With the start of exercise and the intake of the sports drink, blood glucose increased in all trials. In fact, blood glucose and the rate of carbohydrate burning were sustained throughout the two hours of riding and did not differ between trials. There was no sign of the feared hypoglycemia, and subjects showed no sign of running out of carbohydrate fuel. The contribution of the sports drink to the fuel mix was not changed by the choice of pre-event meal.
In the time trial that followed, there were no differences between the three test meals in the time to complete the performance ride. Five out of six subjects did slightly better after eating one of the carbohydrate meals, compared to the jelly (placebo), but there was a negligible difference in performance between eating pasta or potato before the trial.

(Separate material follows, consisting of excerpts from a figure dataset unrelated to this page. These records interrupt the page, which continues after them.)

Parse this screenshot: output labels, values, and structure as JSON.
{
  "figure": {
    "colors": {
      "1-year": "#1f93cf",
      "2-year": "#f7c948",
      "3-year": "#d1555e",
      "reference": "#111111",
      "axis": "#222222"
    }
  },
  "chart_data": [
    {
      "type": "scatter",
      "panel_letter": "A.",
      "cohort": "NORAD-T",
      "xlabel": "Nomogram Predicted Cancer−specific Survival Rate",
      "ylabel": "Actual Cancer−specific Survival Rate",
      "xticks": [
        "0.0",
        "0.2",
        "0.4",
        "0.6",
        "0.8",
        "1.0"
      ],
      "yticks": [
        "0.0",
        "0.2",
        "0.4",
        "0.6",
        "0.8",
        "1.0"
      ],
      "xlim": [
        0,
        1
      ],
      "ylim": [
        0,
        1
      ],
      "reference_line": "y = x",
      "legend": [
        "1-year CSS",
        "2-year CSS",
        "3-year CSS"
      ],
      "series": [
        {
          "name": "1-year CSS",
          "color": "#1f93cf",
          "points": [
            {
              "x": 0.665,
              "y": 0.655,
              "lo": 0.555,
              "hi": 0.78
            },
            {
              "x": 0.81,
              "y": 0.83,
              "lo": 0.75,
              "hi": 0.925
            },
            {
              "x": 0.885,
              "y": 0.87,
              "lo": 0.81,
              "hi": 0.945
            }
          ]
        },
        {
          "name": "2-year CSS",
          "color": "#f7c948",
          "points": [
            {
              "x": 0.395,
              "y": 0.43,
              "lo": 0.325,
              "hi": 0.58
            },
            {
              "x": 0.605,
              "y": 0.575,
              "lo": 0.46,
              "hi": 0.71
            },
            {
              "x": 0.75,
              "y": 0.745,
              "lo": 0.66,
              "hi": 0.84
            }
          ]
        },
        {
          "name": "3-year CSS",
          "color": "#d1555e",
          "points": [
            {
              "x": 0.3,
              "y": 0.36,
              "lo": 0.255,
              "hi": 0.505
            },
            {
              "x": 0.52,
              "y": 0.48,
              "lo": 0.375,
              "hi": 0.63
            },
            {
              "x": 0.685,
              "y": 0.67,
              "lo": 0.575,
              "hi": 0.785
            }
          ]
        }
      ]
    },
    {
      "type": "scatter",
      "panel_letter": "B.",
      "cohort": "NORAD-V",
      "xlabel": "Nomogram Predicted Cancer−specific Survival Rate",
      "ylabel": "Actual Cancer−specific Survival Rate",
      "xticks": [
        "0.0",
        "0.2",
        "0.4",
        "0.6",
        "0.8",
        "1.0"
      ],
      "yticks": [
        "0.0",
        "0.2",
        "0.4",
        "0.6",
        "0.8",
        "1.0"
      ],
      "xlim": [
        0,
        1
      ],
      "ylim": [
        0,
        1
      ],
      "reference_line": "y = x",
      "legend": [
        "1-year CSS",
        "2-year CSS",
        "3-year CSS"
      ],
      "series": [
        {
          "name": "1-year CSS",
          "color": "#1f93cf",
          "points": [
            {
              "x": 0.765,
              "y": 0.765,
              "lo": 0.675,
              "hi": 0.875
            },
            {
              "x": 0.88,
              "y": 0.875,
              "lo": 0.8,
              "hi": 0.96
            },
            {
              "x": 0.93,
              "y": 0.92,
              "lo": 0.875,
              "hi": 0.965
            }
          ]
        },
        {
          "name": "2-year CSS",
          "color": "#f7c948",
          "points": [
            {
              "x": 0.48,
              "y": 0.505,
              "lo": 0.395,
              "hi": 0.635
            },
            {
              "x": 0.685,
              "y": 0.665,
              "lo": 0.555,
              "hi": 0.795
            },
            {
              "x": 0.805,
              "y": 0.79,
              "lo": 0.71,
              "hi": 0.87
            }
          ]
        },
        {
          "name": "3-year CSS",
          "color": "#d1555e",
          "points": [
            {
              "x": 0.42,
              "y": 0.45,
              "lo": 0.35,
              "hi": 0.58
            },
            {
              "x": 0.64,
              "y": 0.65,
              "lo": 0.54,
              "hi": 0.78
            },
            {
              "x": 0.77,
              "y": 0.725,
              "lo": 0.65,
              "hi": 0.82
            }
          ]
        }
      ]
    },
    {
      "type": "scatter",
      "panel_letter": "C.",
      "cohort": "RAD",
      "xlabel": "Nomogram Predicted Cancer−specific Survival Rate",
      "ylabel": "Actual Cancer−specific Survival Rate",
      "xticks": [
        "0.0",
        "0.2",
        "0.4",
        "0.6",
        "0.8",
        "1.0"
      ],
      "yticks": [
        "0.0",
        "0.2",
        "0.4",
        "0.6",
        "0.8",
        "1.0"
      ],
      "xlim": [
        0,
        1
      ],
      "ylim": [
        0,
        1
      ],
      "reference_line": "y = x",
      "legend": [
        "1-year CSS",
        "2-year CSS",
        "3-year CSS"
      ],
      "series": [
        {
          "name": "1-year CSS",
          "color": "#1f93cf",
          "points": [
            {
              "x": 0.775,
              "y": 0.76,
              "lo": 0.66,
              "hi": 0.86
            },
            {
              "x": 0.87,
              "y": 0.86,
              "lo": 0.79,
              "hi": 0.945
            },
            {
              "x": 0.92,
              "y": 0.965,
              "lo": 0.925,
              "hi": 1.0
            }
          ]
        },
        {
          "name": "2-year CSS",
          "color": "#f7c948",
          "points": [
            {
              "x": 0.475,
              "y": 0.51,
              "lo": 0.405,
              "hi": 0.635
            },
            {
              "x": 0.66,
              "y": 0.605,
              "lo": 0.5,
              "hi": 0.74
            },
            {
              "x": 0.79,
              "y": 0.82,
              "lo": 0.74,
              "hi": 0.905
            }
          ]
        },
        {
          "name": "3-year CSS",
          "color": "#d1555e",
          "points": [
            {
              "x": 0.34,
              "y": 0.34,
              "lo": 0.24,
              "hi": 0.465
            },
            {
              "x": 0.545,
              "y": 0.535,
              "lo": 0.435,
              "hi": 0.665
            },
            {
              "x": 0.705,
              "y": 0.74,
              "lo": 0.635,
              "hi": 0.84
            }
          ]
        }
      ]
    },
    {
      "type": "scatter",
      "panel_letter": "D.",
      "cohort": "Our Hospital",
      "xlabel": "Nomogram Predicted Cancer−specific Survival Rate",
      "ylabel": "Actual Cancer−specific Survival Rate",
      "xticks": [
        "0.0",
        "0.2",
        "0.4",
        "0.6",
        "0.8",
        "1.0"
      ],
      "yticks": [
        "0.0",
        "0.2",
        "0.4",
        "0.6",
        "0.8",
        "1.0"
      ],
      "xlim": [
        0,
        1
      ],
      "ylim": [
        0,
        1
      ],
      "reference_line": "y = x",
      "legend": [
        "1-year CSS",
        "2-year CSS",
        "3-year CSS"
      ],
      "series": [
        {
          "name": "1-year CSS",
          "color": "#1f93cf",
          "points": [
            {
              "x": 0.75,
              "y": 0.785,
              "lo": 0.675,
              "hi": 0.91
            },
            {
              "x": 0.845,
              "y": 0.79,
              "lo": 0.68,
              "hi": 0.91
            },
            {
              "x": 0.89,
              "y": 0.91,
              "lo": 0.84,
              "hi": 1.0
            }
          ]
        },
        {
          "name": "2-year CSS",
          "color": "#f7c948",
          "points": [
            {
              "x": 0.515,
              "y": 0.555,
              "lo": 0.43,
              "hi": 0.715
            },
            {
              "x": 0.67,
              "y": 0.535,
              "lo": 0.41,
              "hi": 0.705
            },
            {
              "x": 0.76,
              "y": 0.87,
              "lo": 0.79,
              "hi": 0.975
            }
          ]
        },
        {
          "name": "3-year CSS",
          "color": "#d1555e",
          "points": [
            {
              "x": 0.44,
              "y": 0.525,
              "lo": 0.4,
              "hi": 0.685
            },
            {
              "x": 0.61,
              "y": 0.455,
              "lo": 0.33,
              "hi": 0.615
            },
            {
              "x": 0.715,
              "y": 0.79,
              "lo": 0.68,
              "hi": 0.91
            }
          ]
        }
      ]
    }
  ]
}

In conclusion, our study showed that the intake of large amounts of carbohydrate during prolonged moderate-intensity exercise, according to current sports nutrition guidelines, maintained the fuel needs of our athletes in our endurance test. Furthermore, it overrode any metabolic or performance effects arising from the type of pre-event meal. If these results transfer to real endurance events, athletes don't need to worry about the glycemic index of the foods they eat before competing. Rather, athletes should feel confident that when they consume adequate amounts of carbohydrate drinks or foods during endurance exercise sessions, they can choose their pre-exercise menu according to their personal preferences and previous experiences.
Burke, L.M., Claassen, A., Hawley, J.A., Noakes, T.D. (1998). No effect of glycemic index of pre-exercise meals with carbohydrate intake during exercise. Medicine & Science in Sports & Exercise, 30, S82 (Abstract 471).
Thomas, D.E., Brotherhood, J.R., Brand, J.C. (1991). Carbohydrate feeding before exercise: effect of glycemic index. International Journal of Sports Medicine, 12, 180-186.